Vinte anos após seu "ataque emblemático", os Estados Unidos se preparam para deixar o Afeganistão, incapazes de reivindicar vitória.

Não satisfeito em atingir a principal potência mundial, "ele arrastou os Estados Unidos para uma guerra de desgaste impossível de vencer no Afeganistão, como havia planejado", ressalta Colin Clarke.

Também entendeu o valor de usar zonas de guerra como campo de treinamento e dedicou sua fortuna ao financiamento de combatentes em vários países ao redor do mundo.

Desde sua morte, o islamismo ultrarradical sofreu mutações. A Al-Qaeda perdeu sua posição como a principal potência jihadista do mundo, em benefício do grupo Estado Islâmico (EI).

Em vez de unir forças, as duas organizações travam uma guerra ideológica e militar implacável.

Mas Bin Laden morreu antes desse cisma devastador, que ocorreu em 2014. "Ele continua a ser visto com bons olhos pelos líderes do EI", diz Aaron Zelin, fundador do site especializado "Jihadology".

"De certa forma, o EI se vê como um dos dignos sucessores de Bin Laden, em contraste com (o egípcio Ayman) al-Zawahiri, que levou a Al-Qaeda pelo caminho errado".

Aos poucos, Bin Laden se tornou um mito. Hoje são poucos os combatentes que o conheceram. Embora seu sacrifício pessoal atraia o respeito de alguns, "para muitos, pertence ao passado", diz Glenn Robinson, autor de A Recent History of Global Jihadism.

Quanto ao seu legado teórico, continua a ser objeto de debate. Um punhado de oponentes acredita que atacar os Estados Unidos foi contraproducente. Uma "estupidez estratégica", escreveu o teórico da jihad Abu Musab al-Suri.

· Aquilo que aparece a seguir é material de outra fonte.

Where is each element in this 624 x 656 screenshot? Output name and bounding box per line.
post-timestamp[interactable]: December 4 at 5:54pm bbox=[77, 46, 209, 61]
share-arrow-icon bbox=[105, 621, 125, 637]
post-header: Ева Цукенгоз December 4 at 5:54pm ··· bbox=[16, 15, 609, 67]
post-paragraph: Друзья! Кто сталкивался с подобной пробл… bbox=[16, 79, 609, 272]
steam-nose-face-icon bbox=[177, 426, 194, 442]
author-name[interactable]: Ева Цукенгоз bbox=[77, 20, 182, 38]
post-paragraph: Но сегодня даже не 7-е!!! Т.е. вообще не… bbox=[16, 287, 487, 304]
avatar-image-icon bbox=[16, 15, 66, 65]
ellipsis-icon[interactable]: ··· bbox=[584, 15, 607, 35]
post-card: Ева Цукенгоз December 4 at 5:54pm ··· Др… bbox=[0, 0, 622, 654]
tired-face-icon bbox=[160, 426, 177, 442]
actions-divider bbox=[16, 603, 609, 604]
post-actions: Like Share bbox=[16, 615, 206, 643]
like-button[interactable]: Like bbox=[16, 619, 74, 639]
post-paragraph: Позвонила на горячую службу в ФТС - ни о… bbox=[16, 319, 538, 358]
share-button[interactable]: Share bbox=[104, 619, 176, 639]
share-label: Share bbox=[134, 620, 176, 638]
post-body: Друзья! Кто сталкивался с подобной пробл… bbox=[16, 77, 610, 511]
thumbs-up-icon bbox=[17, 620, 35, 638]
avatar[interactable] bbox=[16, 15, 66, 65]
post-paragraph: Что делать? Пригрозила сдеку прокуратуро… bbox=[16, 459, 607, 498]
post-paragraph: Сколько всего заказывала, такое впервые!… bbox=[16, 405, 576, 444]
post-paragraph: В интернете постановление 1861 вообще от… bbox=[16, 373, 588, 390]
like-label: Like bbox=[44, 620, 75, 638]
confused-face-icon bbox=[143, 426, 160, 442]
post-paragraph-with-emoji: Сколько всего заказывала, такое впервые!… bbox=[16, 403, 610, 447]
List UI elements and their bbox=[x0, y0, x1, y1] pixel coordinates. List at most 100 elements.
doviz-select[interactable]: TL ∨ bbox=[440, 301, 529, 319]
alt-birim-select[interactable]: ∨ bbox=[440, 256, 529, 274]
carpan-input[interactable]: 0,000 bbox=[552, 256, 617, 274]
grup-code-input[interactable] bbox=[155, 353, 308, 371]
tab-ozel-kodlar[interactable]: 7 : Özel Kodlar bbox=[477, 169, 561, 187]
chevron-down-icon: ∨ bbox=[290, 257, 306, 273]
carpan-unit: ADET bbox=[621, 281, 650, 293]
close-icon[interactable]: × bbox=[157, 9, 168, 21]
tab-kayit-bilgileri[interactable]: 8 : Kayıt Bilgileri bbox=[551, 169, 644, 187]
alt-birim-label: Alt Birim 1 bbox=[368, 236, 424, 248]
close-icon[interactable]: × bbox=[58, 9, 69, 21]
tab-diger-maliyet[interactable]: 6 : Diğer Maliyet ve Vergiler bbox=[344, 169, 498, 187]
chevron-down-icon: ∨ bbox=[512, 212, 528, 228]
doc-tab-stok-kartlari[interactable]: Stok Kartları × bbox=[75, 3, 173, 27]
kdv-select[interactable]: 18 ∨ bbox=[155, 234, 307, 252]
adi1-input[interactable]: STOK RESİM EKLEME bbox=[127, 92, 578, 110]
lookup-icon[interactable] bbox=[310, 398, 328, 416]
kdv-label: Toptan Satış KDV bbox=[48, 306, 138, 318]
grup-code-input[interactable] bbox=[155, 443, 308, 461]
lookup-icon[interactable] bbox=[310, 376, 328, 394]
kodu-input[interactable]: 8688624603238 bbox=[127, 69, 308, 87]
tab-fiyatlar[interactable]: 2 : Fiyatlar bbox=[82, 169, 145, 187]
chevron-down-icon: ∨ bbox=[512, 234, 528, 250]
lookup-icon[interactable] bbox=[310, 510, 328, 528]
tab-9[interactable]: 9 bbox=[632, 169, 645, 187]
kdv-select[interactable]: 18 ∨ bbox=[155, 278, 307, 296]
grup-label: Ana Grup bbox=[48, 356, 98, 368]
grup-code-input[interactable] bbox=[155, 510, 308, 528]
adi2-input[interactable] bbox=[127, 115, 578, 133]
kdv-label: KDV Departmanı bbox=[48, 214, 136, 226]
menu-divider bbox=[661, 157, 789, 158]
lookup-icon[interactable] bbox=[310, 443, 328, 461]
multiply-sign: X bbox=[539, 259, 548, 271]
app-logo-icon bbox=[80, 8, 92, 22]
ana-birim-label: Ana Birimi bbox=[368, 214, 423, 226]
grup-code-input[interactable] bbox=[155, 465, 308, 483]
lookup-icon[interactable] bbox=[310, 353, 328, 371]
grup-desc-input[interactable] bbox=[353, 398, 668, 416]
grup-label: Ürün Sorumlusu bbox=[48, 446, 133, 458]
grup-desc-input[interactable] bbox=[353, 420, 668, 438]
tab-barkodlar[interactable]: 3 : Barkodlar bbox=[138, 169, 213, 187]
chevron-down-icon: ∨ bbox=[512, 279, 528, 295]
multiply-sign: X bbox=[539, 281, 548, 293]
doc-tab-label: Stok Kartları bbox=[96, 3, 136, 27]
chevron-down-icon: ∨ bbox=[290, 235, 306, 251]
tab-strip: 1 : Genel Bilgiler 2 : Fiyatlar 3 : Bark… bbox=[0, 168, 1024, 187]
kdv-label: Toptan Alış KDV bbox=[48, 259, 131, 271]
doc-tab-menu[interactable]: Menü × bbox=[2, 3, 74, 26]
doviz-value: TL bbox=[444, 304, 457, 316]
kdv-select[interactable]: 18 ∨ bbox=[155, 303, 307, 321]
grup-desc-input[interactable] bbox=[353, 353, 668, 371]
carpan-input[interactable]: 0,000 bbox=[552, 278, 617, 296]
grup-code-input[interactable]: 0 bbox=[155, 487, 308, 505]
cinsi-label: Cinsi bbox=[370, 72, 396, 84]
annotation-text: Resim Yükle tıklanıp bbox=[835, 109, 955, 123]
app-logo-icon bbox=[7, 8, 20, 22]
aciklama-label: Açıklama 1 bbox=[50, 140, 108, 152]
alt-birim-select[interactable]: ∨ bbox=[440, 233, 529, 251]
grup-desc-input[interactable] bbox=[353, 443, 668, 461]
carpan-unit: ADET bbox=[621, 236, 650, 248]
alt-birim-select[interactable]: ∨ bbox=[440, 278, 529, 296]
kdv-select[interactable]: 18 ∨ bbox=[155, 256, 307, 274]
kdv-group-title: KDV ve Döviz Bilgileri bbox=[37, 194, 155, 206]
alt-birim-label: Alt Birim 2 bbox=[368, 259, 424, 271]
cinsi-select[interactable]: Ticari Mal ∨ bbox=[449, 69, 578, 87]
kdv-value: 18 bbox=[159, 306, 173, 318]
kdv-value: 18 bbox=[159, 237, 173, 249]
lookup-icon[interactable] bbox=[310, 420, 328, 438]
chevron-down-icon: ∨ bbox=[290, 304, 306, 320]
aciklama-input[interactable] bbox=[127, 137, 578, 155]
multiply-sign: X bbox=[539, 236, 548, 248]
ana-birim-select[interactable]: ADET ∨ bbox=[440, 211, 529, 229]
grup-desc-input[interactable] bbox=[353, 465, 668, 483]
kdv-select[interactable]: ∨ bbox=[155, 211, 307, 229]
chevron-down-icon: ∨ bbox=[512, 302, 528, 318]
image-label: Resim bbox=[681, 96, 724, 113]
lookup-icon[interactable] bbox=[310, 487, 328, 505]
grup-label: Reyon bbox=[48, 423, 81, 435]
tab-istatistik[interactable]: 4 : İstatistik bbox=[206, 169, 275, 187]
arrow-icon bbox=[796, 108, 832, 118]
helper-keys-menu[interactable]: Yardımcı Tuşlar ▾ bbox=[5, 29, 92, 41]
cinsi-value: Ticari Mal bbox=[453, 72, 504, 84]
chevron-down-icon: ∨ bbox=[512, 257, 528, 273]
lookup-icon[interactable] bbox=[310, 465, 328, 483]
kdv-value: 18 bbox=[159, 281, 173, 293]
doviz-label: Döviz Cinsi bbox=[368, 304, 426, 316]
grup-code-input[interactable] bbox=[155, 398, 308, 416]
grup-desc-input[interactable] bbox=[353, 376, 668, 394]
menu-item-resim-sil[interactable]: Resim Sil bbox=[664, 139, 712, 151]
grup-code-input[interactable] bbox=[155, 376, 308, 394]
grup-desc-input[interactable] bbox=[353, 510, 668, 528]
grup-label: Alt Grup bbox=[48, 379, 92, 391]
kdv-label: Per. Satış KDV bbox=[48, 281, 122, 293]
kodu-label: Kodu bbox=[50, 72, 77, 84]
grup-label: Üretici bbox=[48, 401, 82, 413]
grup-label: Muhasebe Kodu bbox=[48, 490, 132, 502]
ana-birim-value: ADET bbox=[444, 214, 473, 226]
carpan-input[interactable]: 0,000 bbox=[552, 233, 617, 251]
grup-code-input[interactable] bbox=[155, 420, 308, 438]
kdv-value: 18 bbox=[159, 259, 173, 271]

A Al-Qaeda é hoje uma marca, uma rede, e não uma organização coerente. Suas franquias no Sahel, na Somália ou no Iêmen não atingem o Ocidente, mas estão ancoradas nas questões políticas locais e gozam de grande autonomia diante de uma hierarquia enfraquecida, longe da triunfante estrutura central de Bin Laden.